Getting a Higher Hourly Effective Rate in Mechanical Turk
Posted on 14. Sep, 2009 by koichi in Cheap / Inexpensive, Marketing
Chances are, if you run some kind of business you use Amazon’s Mechanical Turk to do a variety of things. If you don’t, it’s really time to get started. Mechanical Turk is so cheap to use, and you get so much benefit from it. Testing, opinions, translations, image labeling, etc., are all things you can do for very, very little money. I’m talking two to three cents a job. Thank goodness it’s all voluntary, otherwise it would be the biggest, cheapest, scariest sweat shop in the world.
There is one “problem,” though. When you put up a job for people to do, if they take too long to do it you get a very low “hourly rate.” When this number is too low, more people don’t do the job, and you can’t get it finished. Let’s say you want 100 people to visit your homepage and tell you what they think it’s about. If you are paying 3 cents a job, and that first person takes a long time to complete the task, people scanning through Turk will think your job sucks because you aren’t paying out enough. Here are some tips to avoid that, get the same quality work done, and get your jobs finished faster.
1. Specify how long you want people to spend, how much to write.
If you don’t want people to take a long time, tell them how long they should spend. For the example written above, I would tell them to:
- Look at the webpage for 5 seconds
- Tell me in 3 sentences or less what the website is about
In Mechanical Turk, it’s really important to break up jobs into tiny pieces. All I want to know is what people think my website is about in 5 seconds or less. First impressions. For a job like this I would pay around 3 cents a job. 3 cents for a quick first impression that gives you a ton of insight is invaluable. A hundred of these only costs $3 plus Amazon’s $0.50 fee.
2. Write “Quick” in the Title, Description.
I like to add the word “Quick” into my title. When people see this, even if the “hourly rate” is pretty low, you’ll get a lot more people doing your jobs. 3 cents for something that doesn’t take very long? Sign me up!
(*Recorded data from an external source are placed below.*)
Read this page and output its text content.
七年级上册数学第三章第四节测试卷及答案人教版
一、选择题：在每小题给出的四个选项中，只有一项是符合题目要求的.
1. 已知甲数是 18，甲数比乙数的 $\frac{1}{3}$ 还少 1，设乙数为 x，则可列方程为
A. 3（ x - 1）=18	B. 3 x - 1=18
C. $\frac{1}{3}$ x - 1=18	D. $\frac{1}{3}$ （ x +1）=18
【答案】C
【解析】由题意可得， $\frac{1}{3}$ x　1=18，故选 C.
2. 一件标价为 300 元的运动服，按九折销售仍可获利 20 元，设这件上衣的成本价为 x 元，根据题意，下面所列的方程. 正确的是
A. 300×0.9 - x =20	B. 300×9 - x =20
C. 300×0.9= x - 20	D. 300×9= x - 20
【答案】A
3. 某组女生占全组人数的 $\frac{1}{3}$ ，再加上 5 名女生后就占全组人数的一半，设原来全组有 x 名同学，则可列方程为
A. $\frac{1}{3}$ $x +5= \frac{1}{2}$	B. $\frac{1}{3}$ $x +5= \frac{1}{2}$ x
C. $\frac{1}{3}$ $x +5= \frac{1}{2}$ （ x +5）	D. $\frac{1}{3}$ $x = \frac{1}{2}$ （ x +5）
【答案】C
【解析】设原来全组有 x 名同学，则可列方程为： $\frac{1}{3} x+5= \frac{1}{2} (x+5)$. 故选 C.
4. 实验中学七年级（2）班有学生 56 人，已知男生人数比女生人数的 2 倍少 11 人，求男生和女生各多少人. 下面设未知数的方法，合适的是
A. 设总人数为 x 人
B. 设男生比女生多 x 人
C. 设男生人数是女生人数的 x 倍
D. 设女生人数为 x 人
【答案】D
Here are some sample titles that have worked well for me:
- “Quick first impressions of our homepage”
- “Test our one-minute sign-up flow”
- “What would your Google search be” (using something that people already know as being fast)
Be careful not to do something that would lower the quality of your responses, though. Although you want to raise your hourly rate, you want to make sure the jobs are actually small enough to complete in a quick amount of time. Once again, it’s important to break up your jobs into tiny chunks.
3. Raise the Price
Sometimes you just gotta pay people more. If Mechanical Turk is a sweatshop, it’s a democratic one. If your price is too low and you can’t speed up people’s work, then you just have to raise your price. One problem I’ve noticed when I do this, though, is that when you raise the price people start spending more time on your jobs! This is good, but you are still getting fewer results this way. Make sure you tell people exactly what you want and don’t let them dilly dally.
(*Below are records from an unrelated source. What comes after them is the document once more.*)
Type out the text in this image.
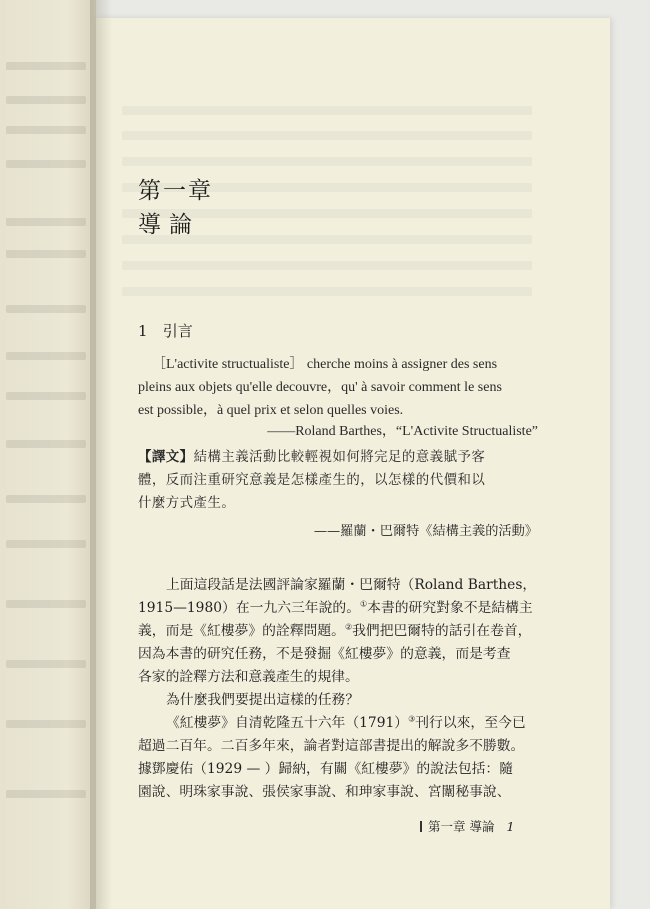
第一章
導論
1 引言
［L'activite structualiste］ cherche moins à assigner des sens
pleins aux objets qu'elle decouvre，qu' à savoir comment le sens
est possible，à quel prix et selon quelles voies.
——Roland Barthes，“L'Activite Structualiste”
【譯文】結構主義活動比較輕視如何將完足的意義賦予客
體，反而注重研究意義是怎樣產生的，以怎樣的代價和以
什麼方式產生。
——羅蘭・巴爾特《結構主義的活動》
上面這段話是法國評論家羅蘭・巴爾特（Roland Barthes，
1915—1980）在一九六三年說的。①本書的研究對象不是結構主
義，而是《紅樓夢》的詮釋問題。②我們把巴爾特的話引在卷首，
因為本書的研究任務，不是發掘《紅樓夢》的意義，而是考查
各家的詮釋方法和意義產生的規律。
為什麼我們要提出這樣的任務？
《紅樓夢》自清乾隆五十六年（1791）③刊行以來，至今已
超過二百年。二百多年來，論者對這部書提出的解說多不勝數。
據鄧慶佑（1929 — ）歸納，有關《紅樓夢》的說法包括：隨
園說、明珠家事說、張侯家事說、和珅家事說、宮闈秘事說、
第一章 導論 1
I’ve been using Turk more and more lately, so I’m sure I’ll have more tips about it in the near future. Mechanical Turk is an absolutely amazing tool when it comes to getting things done, testing things out, and more, so don’t miss out on it. The possibilities are only limited to your own creativity!
P.S. How many of you thought you were reading about how to make more money while performing jobs on Mechanical Turk? Take that!